Voltage-gated calciumkanalen (vooral het L-type) bevinden zich in vasculair glad spierweefsel en laten calcium de cel instromen bij depolarisatie, wat leidt tot spiercontractie en vernauwing van bloedvaten. Dit verhoogt de bloeddruk. Geneesmiddelen zoals dihydropyridines blokkeren deze kanalen, verminderen calciuminstroom, ontspannen de spieren en verlagen zo de bloeddruk.
35
Hoe zijn voltage-gated calciumkanalen (VSCC) betrokken bij het vrijkomen van neurotransmitters in de synaptische spleet?
Wanneer een actiepotentiaal aankomt, openen eerst de natriumkanalen (VSSC), wat de membraanpotentiaal verandert en leidt tot het openen van voltage-gated calciumkanalen (VSCC). Calcium stroomt de presynaptische cel binnen, wat de fusie van synaptische blaasjes met het membraan activeert en zo neurotransmitters in de synaptische spleet vrijlaat.
36
Wat is de rol van psychofarmaca in het blokkeren van voltage-gated calciumkanalen (VSCC), en welk effect heeft dit op bloeddruk en overmatige neurotransmissie?

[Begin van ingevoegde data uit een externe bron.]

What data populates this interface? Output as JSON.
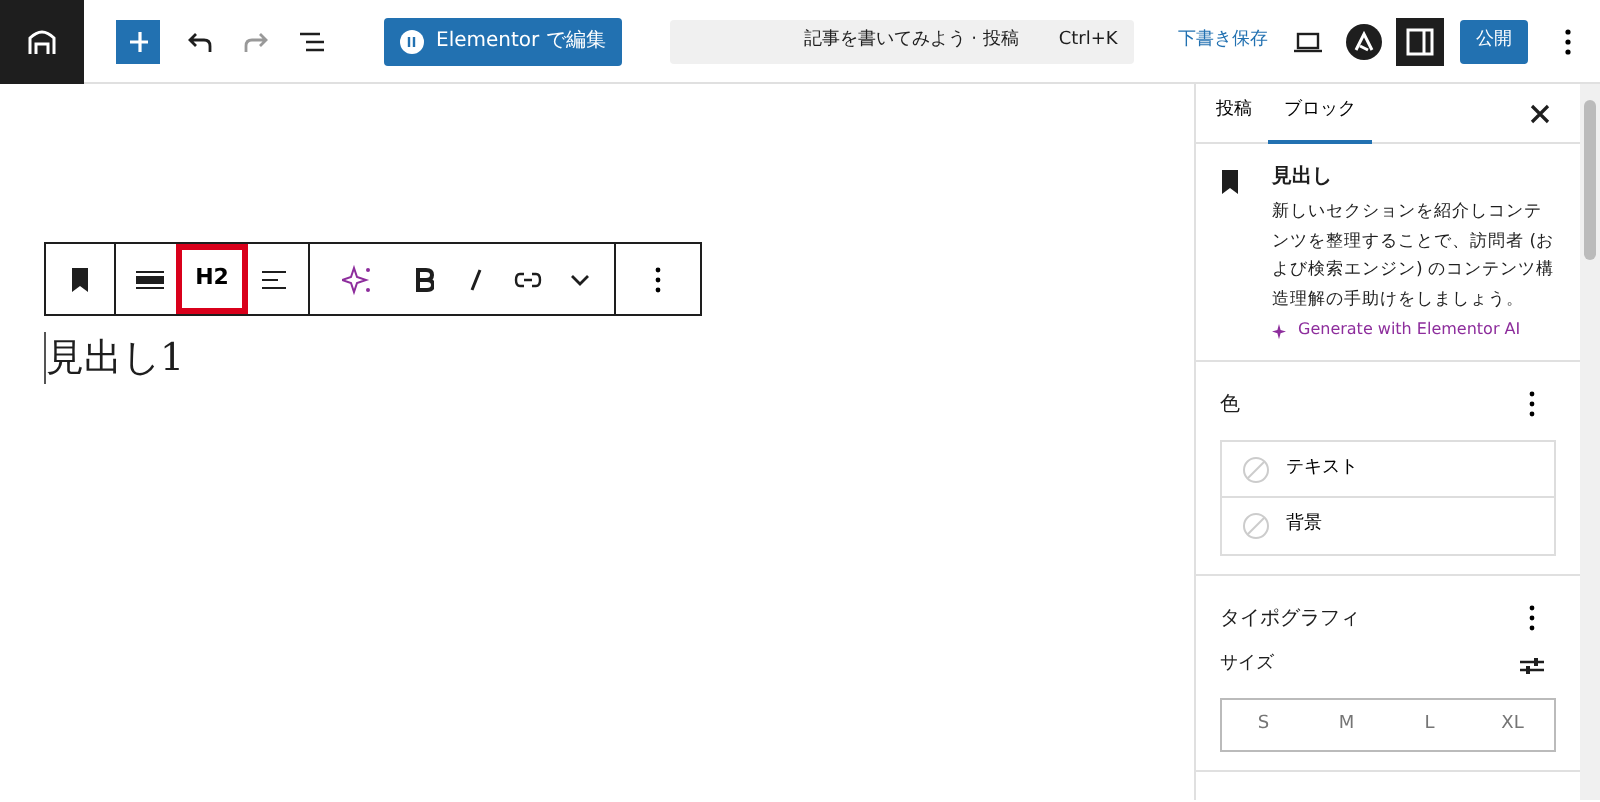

Psychofarmaca die VSCC blokkeren, voorkomen de instroom van calcium in neuronen. Hierdoor worden minder neurotransmitters vrijgegeven in de synaptische spleet. Dit verlaagt de bloeddruk (door ontspanning van glad spierweefsel) en remt overmatige neurotransmissie bij aandoeningen zoals pijn, epileptische aanvallen, manie en angst.